February 23, 2013

Album Review: Screaming Females' Chalk Tape EP

Screaming Females had a bittersweet 2012. The front end of the year showed only promise as theirs to lose with the New Jersey indie-punk trio teaming up with legendary alt-rock audio auteur Steve Albini in the studio to record their biggest guitar-shredder to date in Ugly (which ranked #12 on AS' 25 Best Albums list.) Before the start of a what was to be an incredible string of shows in support of their latest alongside fellow breakthroughs Ceremony, frontwoman Marissa Paternoster was dealt a scary health setback after contracting an aggressive form of mono that made it painful for her to undertake their typically relentless live schedule. Aside from a huge opportunity opening for Garbage in the fall, the band birthed from the basement scene stayed off the road and holed up in New Brunswick until Paternoster's physical well-being returned to 100%. Active hands like Screaming Females can't be expected to remain idle regardless, making the most out of life's lemons with a DIY concept project of basement recordings made under the gun with no retakes. The end result, the limited cassette / digital release Chalk Tape, is loose and understandably less focused like early Screaming Females' material, but also shows signs that their penchant to pop rather than rock is coming together more naturally than ever.

With greater attention being put on repetitive hooks rather than breakdowns comes only a short-form version of Screaming Females' potential. Six of the seven tracks on Chalk Tape clock in at around or under the two-and-a-half-minute mark, leaving in their wake the bare essentials of a spread of ideas and style concepts that would otherwise hold their own given more time and fleshed out instrumentation (then again, the concept of the EP was to avoid that altogether.) The "quieter" moments on Castle Talk and Ugly often equated to a tuneful equilibrium between the guitar-bass-drum three-piece, but here, only part of the group effort is apparent when Screaming Females resist their natural inclination to shred and stomp (King Mike's digging bass in "Sick Bed," Paternoster holding her own on "Bad Men" by going darkly unplugged or requiring a downsized assist from Jarrett Dougherty's percussive talents on "Into the Sun"'s psychedelic groove.) It in turn inadvertently strengthens the areas of the EP where the fly-by-night recordings seemed to have all three working on the same level, such as its sinister post-punk standout "Poison Arrow" or its closer "Green Vapors," a quirky helping of crunchy pop-punk featuring Brooklyn DIY flag bearers and labelmates, Shellshag.

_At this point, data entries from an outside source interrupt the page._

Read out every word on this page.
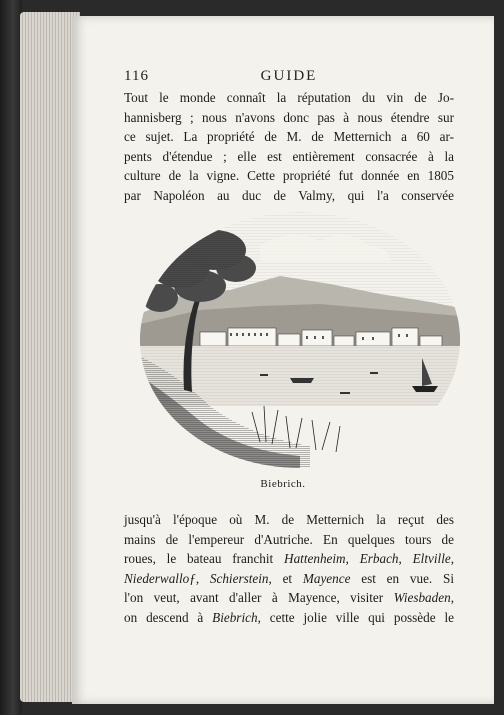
116	GUIDE
Tout le monde connaît la réputation du vin de Jo-
hannisberg ; nous n'avons donc pas à nous étendre sur
ce sujet. La propriété de M. de Metternich a 60 ar-
pents d'étendue ; elle est entièrement consacrée à la
culture de la vigne. Cette propriété fut donnée en 1805
par Napoléon au duc de Valmy, qui l'a conservée
Biebrich.
jusqu'à l'époque où M. de Metternich la reçut des
mains de l'empereur d'Autriche. En quelques tours de
roues, le bateau franchit Hattenheim, Erbach, Eltville,
Niederwalloƒ, Schierstein, et Mayence est en vue. Si
l'on veut, avant d'aller à Mayence, visiter Wiesbaden,
on descend à Biebrich, cette jolie ville qui possède le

Chalk Tape is a successful experiment from Screaming Females in light of a pretty tough year, yet it's also an anomaly in their catalog that wouldn't be fair to compare against the trio's proper efforts. Its imperfections and lacking linearity are worn proudly, more often than not besting the efforts of their counterparts who might spend hours of studio time on end to pull off similar results. Paternoster's signature wail alongside her bandmates aggressive thirst to thrash are mostly amiss in favor of simple pop song structures throughout this short listen, but if they can collectively take the ideas they've introduced here into the next album, then reaping the rewards of progress should come much more quickly (hopefully with far less unexpected hurdles to get over) than it has recently.

Screaming Females' Chalk Tape EP is available now on Don Giovanni Records.